Yvan Craipeau (24 September 1911, La Roche-sur-Yon, Vendée – 13 December 2001) was a French Trotskyist activist.
Born in La Roche-sur-Yon, he helped found a local independent Marxist organisation while he was still in his teens. Expelled from school, he moved to Paris and became associated with the Trotskyist group around La Verité. In 1930, the group founded the Communist League. It considered itself an external faction of the Communist Party of France and so admitted current and former members of the French Communist Party. However, the rule was relaxed, and Craipeau was allowed to join in 1931. He joined the League's executive committee with the responsibility for developing a youth wing.
By 1933, he was able to organise a meeting attended by 1000 members of the youth wings of the Communist Party and the Section française de l'Internationale ouvrière. In 1933, he was Trotsky's personal secretary.
In 1936, Craipeau became a leading member of the new Internationalist Workers Party (POI). The following year, in reaction to Trotsky's The Revolution Betrayed, he began a re-analysis of the nature of the Soviet Union. He concluded that it could not be defended, as Trotsky held, as a degenerated workers' state but that it was a bureaucratic collectivist system, an idea that he introduced to Trotskyism.
During World War II, he was pronounced unfit for duty, and attempted, with Marcel Hic, to publish La Verité secretly.
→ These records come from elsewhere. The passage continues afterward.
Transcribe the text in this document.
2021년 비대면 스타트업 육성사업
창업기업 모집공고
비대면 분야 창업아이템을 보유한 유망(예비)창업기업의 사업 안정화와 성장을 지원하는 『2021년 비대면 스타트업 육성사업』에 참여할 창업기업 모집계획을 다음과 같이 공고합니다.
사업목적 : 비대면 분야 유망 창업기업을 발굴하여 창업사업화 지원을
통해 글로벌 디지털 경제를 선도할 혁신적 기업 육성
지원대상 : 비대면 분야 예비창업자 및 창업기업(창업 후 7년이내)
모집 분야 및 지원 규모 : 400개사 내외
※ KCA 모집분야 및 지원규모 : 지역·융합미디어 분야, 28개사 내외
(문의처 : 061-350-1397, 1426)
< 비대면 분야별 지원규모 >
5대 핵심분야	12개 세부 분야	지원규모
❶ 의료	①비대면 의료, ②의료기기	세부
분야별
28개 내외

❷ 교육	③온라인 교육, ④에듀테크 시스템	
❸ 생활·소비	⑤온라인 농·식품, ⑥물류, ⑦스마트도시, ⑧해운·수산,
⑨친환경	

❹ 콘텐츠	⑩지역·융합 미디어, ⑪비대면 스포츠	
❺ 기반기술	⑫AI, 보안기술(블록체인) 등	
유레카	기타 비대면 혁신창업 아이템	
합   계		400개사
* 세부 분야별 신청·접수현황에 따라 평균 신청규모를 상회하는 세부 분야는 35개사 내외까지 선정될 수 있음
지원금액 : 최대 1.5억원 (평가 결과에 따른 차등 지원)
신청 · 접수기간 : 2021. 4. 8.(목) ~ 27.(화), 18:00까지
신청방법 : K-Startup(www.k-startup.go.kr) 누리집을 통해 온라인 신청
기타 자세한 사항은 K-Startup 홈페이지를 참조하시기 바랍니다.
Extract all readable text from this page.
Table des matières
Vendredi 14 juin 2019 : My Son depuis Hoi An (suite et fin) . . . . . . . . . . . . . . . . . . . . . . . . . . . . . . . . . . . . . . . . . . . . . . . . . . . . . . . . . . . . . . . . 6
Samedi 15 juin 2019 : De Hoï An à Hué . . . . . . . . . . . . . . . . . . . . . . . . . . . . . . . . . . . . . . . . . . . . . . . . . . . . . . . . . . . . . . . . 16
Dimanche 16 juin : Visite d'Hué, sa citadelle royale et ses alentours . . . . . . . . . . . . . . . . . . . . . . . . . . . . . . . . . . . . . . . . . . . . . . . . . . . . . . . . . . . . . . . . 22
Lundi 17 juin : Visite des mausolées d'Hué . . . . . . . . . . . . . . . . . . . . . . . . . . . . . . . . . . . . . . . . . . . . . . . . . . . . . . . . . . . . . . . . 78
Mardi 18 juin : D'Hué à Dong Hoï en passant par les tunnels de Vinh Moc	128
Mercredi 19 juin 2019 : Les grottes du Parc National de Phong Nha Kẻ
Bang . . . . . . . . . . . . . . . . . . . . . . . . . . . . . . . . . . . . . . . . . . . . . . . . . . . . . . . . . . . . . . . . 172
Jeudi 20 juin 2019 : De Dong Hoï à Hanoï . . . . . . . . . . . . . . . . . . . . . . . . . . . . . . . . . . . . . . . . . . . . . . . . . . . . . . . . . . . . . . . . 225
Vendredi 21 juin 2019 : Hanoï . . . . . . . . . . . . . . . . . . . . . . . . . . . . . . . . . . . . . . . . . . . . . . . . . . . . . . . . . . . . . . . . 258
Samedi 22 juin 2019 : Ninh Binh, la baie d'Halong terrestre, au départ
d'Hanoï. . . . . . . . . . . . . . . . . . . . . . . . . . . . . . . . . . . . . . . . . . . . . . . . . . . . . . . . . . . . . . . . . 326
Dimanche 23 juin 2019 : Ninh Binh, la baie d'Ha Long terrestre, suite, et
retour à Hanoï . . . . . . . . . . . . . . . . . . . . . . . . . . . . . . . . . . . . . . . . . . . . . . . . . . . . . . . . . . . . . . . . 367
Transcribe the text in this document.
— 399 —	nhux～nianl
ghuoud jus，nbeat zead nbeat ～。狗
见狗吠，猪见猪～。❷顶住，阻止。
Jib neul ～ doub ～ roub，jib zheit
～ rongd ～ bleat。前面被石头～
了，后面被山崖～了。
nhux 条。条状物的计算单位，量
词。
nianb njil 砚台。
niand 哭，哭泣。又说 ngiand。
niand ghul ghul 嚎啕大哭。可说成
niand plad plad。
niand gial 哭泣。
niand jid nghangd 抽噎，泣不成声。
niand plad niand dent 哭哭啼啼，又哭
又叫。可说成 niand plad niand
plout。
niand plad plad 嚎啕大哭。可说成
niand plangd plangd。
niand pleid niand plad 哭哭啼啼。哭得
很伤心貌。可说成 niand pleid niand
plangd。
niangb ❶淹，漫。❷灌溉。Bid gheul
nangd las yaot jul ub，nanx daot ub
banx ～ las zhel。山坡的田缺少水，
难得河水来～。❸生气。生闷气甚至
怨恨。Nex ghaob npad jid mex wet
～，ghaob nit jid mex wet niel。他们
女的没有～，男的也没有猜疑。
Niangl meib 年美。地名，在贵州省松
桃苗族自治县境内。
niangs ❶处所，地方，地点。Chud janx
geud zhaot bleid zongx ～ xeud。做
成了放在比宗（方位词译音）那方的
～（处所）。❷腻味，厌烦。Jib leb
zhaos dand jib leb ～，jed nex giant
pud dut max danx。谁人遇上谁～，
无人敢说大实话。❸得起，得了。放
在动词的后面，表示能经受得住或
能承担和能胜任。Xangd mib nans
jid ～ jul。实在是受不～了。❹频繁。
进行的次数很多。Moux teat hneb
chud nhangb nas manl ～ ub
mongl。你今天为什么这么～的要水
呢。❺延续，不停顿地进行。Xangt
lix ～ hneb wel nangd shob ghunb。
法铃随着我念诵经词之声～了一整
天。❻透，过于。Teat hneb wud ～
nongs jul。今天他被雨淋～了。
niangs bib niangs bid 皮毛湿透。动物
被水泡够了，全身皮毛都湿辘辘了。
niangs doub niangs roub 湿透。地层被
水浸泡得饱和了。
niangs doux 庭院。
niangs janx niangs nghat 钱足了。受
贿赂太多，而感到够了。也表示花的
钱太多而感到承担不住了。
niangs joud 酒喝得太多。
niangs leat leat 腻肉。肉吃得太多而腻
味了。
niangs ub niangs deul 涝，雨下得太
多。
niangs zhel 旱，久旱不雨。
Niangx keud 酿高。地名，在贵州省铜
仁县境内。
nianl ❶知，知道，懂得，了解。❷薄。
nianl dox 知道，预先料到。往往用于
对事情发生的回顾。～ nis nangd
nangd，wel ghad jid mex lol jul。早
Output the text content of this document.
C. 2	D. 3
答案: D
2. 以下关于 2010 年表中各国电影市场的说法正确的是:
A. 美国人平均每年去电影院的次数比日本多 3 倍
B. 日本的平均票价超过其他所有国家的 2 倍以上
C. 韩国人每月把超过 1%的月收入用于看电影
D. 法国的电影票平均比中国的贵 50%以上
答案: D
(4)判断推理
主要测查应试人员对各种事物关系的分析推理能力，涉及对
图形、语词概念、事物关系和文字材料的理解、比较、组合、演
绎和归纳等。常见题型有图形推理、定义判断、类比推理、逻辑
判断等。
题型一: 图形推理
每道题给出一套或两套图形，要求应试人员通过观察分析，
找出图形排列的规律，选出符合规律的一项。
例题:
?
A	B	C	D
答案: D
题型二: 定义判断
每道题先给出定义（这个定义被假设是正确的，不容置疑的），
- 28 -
This was difficult, and following a series of setbacks, he turned instead to work influencing the German Army. He wrote an account of this activity in his books Contre vents et marées and La Libération Confisquée. The former work, on the Occupation period itself, was published in English in 2013.
In 1944, Craipeau was the architect of unity between three of France's four Trotskyist groups: the POI itself, the Comités Communistes Internationalistes and the Octobre group. They formed the Internationalist Communist Party, and in 1946, he was elected its General Secretary. In the same year, he was also elevated to the International Secretariat of the Fourth International. However, he could not agree with the International's perspective that a crisis in capitalism was imminent, and soon after the POI sided with the International, he was expelled.
Craipeau temporarily withdrew from politics, and in 1951, he moved to Basse-Terre in Guadeloupe, where he became a school teacher and soon secretary of the National Education Federation trade union.
In 1954, Craipeau returned to mainland France, where he participated in the creation of the New Left. This fused with the Movement for the Liberation of the City to form the Union of the Socialist Left (UGS) and, in 1960 with several groups to form the Unified Socialist Party (PSU). He remained a leading member of this party for many years, during which he wrote numerous books on left-wing politics and revolution.

Éric_Chevillard

Éric Chevillard (born 18 June 1964) is a French novelist. He has won awards for several novels including La nébuleuse du crabe in 1993, which won the Fénéon Prize for Literature.
Chevillard was born in La Roche-sur-Yon, Vendée. His work often plays with the codes of narration, sometimes to the degree that it is even difficult to understand which story is being told. His books have consequently been classified as postmodern literature. He has been noted for his associations with Les Éditions de Minuit, a publishing-house largely associated with the leading experimental writers composing in French today.

Benjamin_Rabier

Benjamin Rabier (1864–1939) was a French illustrator, comic book artist and animator. He became famous for creating the logo for Laughing Cow Cheese (La vache qui rit), and is one of the precursors of animal comics. His work has inspired many other artists, notably Hergé and Edmond-François Calvo.
A native of La Roche-sur-Yon, Vendée, Rabier started to work as an illustrator for various newspapers after meeting political cartoonist Caran d'Ache. His first album for children was the story of Tintin-Lutin, published in 1898, which told of a young lutin or "imp"; here his main characters are human and not animals, as they came to be in later albums. His most famous creations are Gideon the duck and the characters he drew for Le roman de Renart.
He died at Faverolles, Indre, in 1939.